Trump in this campaign has gone after African Americans, immigrants, Latinos, Asians, women, Muslims and even the disabled. He hasn’t gone after Jews recently, but his backers have, and Trump was uncharacteristically silent when prominent booster Ann Coulter, responding to Republican candidates’ support for Israel in a debate, tweeted: “How many fracking (edited) Jews do these people think there are in the United States?”
Donald Trump called Hillary Clinton a “bigot”: “Hillary Clinton is a bigot who sees people of color only as votes, not as human beings worthy of a better future,” he said. “She doesn’t care about you,” he said, addressing African American voters, who were not in the room to hear his pitch.

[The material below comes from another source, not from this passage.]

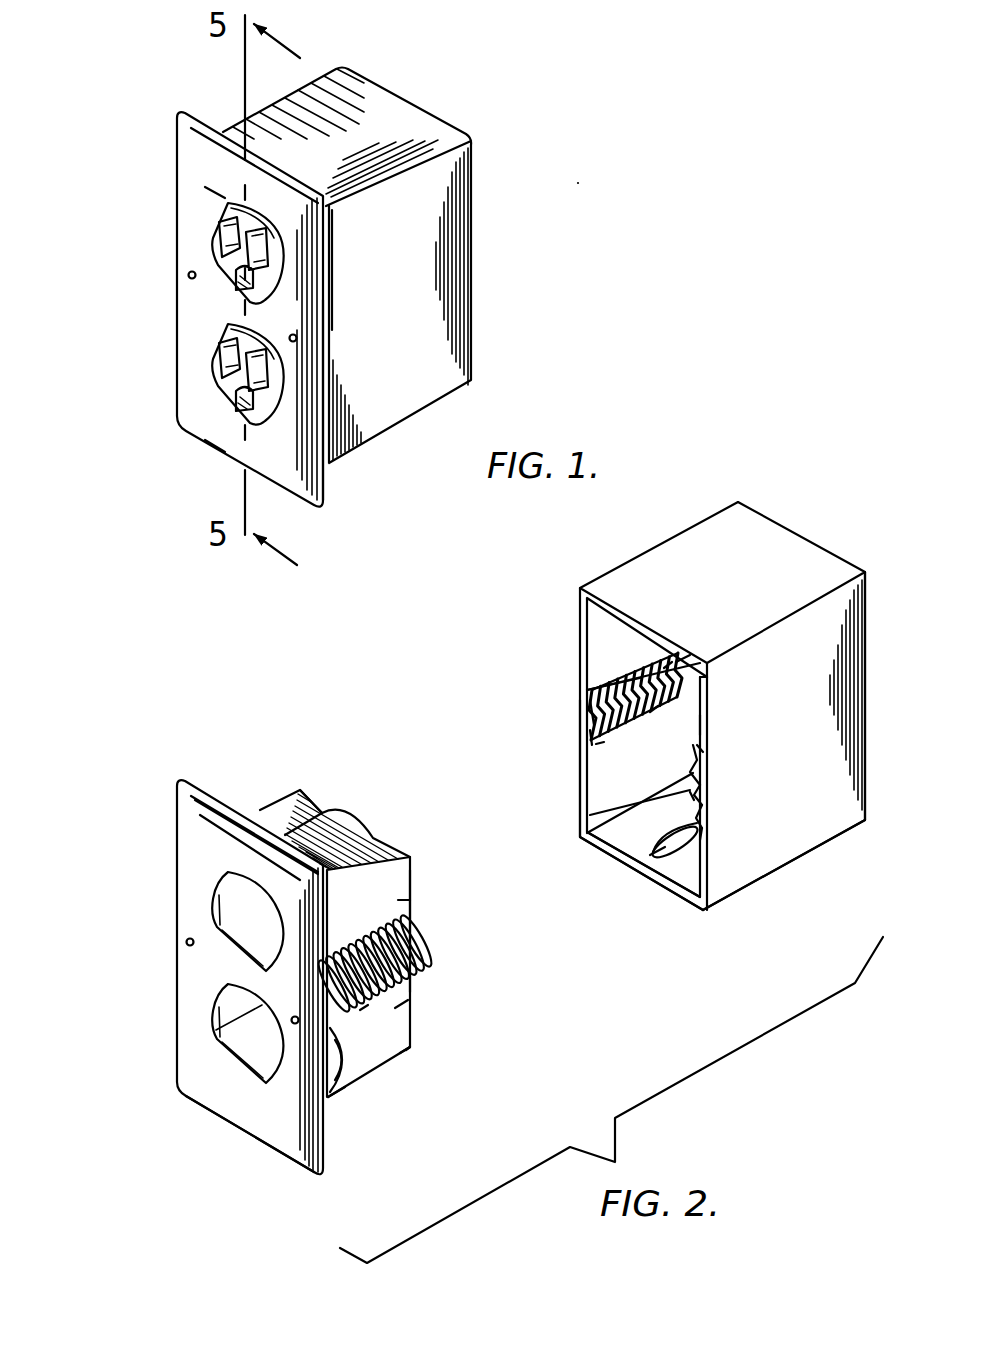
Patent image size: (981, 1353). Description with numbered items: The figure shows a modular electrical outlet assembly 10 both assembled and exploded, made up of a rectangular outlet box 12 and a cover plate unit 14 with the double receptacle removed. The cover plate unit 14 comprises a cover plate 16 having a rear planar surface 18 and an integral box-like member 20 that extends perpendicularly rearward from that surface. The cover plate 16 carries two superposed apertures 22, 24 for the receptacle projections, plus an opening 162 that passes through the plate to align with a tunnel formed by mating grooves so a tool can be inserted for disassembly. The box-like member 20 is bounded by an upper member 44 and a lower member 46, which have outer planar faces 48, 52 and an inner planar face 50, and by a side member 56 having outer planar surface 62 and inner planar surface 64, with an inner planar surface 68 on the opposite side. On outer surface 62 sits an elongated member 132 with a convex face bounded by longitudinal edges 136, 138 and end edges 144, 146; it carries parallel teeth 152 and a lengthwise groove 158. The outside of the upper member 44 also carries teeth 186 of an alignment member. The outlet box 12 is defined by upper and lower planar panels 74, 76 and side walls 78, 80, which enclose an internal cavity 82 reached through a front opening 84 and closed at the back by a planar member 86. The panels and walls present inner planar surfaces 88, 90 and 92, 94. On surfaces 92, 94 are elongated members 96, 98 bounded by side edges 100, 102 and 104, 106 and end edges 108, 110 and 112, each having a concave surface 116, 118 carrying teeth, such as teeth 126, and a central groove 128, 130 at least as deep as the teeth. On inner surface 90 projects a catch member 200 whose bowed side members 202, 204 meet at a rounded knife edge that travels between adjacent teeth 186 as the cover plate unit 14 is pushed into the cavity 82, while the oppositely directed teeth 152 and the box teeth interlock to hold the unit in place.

“You’ve had her policies. Democrats running some of the inner cities for 50, 70, 80 even over a hundred years. And look what you have right now. Poverty, no education, crime, you can’t walk down the street with your child,” Trump continued. “We’re going to fix it. Hillary Clinton has no remorse.”

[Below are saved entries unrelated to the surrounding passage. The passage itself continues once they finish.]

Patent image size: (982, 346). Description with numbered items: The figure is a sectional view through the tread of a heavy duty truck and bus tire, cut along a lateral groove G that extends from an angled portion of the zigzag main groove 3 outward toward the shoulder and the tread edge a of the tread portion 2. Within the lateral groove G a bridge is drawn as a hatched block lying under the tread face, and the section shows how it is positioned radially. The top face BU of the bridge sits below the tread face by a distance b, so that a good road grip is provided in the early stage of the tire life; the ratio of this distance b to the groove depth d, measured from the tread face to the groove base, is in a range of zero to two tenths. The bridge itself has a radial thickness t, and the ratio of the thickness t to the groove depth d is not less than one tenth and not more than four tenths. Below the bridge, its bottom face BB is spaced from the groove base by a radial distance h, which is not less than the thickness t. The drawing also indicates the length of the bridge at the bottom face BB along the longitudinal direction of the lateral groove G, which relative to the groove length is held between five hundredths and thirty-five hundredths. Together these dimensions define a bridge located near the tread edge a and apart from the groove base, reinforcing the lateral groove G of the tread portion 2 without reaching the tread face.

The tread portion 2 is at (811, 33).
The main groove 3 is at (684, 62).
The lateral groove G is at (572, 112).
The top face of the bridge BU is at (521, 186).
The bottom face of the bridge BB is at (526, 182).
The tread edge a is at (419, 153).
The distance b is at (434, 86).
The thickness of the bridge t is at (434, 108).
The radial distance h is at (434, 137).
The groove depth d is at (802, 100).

We got 311 people to respond to the poll and based on the votes that were registered we found that Hillary was looked upon by more people as being bigot and majority of people quoted her racial stereotyping of African Americans by weak attempts like sauce and also the super-predator comment from her past. Overall 63% said that they thought Hilary was a bigot and 33% said that they saw Trump as a Bigot while 4% found both to be bigots.
Swing States
In the swing states Colorado and Nevada voted in favor of Hillary with 60% and 67% respectively voting against Trump. Apart from that almost all states voted in favor of Donald trump. One observation that we can come to in Pennsylvania, where in general Hillary is doing better is that there seems to vote polarization happening with more people coming behind Trump, despite their reservations. Is that happens, then Pennsylvania may turn out to be a much closer contest compared to what major pollsters are predicting.

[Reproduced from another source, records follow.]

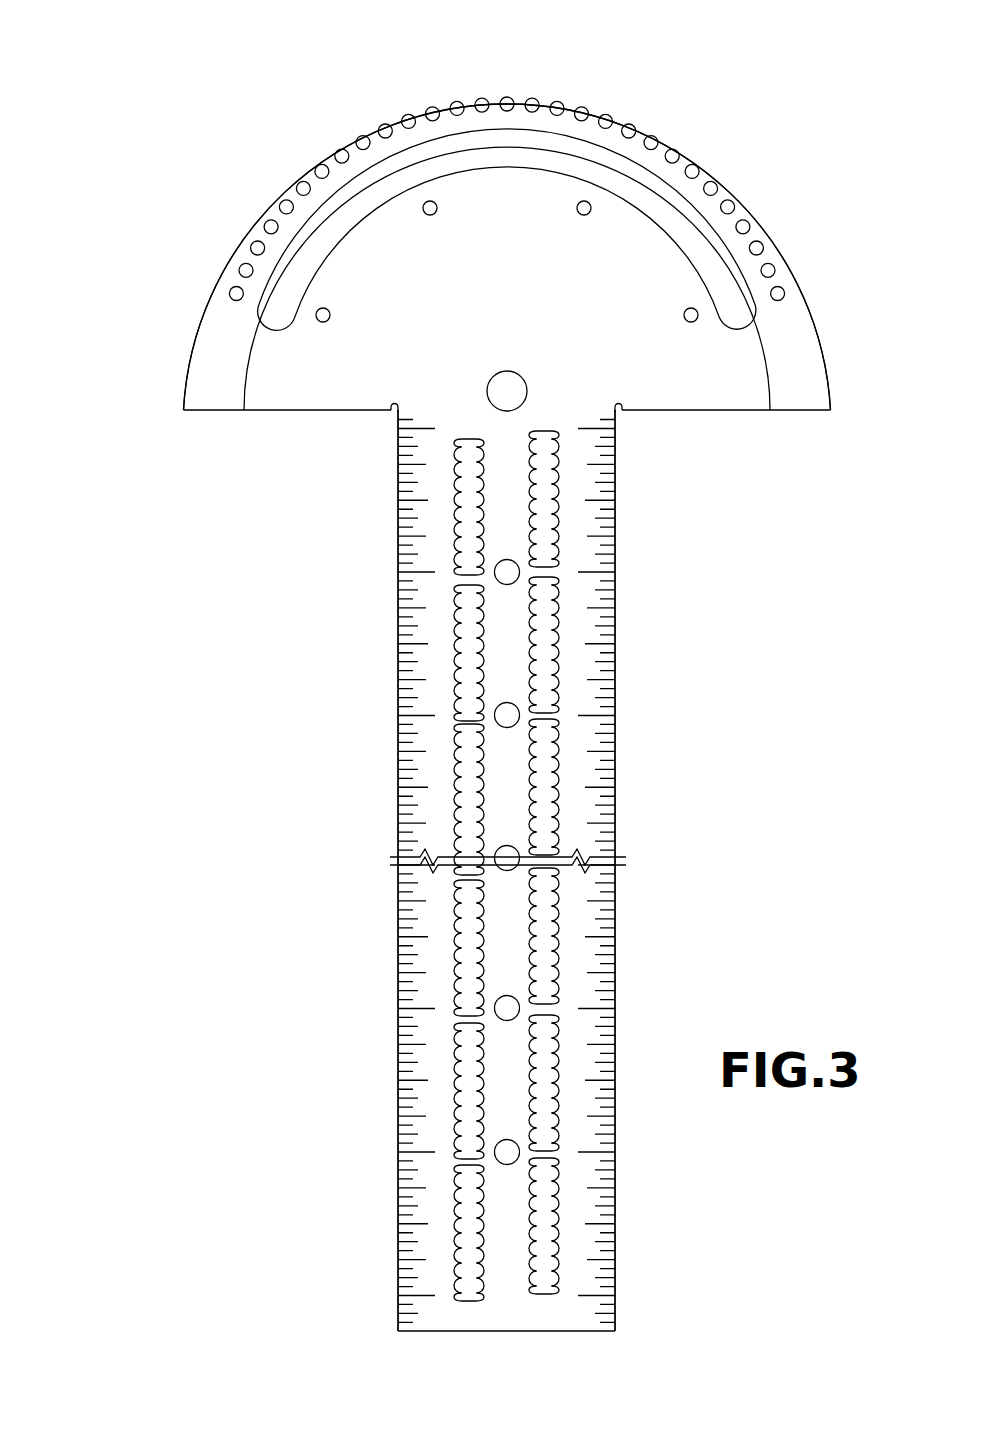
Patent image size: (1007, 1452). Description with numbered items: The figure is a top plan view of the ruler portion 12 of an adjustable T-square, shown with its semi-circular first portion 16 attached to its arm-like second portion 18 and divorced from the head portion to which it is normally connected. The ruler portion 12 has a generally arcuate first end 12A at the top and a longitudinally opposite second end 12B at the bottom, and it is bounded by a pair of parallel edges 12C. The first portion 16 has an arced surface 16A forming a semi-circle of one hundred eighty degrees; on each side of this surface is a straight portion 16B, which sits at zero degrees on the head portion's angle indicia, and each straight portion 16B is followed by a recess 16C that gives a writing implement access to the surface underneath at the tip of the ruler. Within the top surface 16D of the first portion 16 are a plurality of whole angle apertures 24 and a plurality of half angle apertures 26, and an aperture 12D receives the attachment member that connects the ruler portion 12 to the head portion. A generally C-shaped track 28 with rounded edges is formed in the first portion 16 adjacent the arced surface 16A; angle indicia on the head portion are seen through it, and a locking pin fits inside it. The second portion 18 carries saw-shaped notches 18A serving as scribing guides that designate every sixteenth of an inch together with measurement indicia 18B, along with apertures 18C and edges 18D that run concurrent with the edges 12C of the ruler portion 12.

The ruler portion 12 is at (318, 78).
The first end 12A is at (459, 60).
The second end 12B is at (575, 1344).
The edges 12C is at (378, 1142).
The aperture 12D is at (516, 383).
The first portion 16 is at (123, 60).
The arcuate edge 16A is at (607, 85).
The straight portion 16B is at (262, 412).
The recess 16C is at (393, 413).
The top surface 16D is at (640, 316).
The second portion 18 is at (300, 412).
The notches 18A is at (483, 635).
The measurement indicia 18B is at (404, 789).
The apertures 18C is at (498, 1143).
The edges 18D is at (400, 943).
The whole angle apertures 24 is at (697, 167).
The half angle apertures 26 is at (430, 215).
The track 28 is at (385, 172).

Iowa had both the candidates tied at 50%. And Pennsylvania and North Carolina saw more than 80% voters siding with Donald Trump. This was a departure from the past when the fight used to be much closer in these two states on other issues we polled on.
Top Ten States
Vote.us.org respondents in the ten most active states saw a uniform vote against Hillary and Florida where we had the maximum number of respondents we saw Hilary Clinton perceived as bigot by a grand total of 68% voters. This is significant considering that Florida is one state where Hillary is leading Trump by most traditional pollsters.
Both as Bigots
Utah saw all the respondents voting to say that they saw both the candidates as bigots. Washington polled 33% for both and Massachusetts and Kansas voted 20% and 17% respectively. Neighboring states New York and New Jersey voted 14% and 11% for both while Arizona also entered the double digit with 10% of the Voters seeing both as bigots. A concentrated effort in these states by third party candidates might bring about a larger impact on the elections and also open more doors for the third party in 2020. The opportunity also lies if the third party candidates start a whisper campaign with social campaign and ground supporters to highlight the perception that the two candidates have in terms of their racial track record.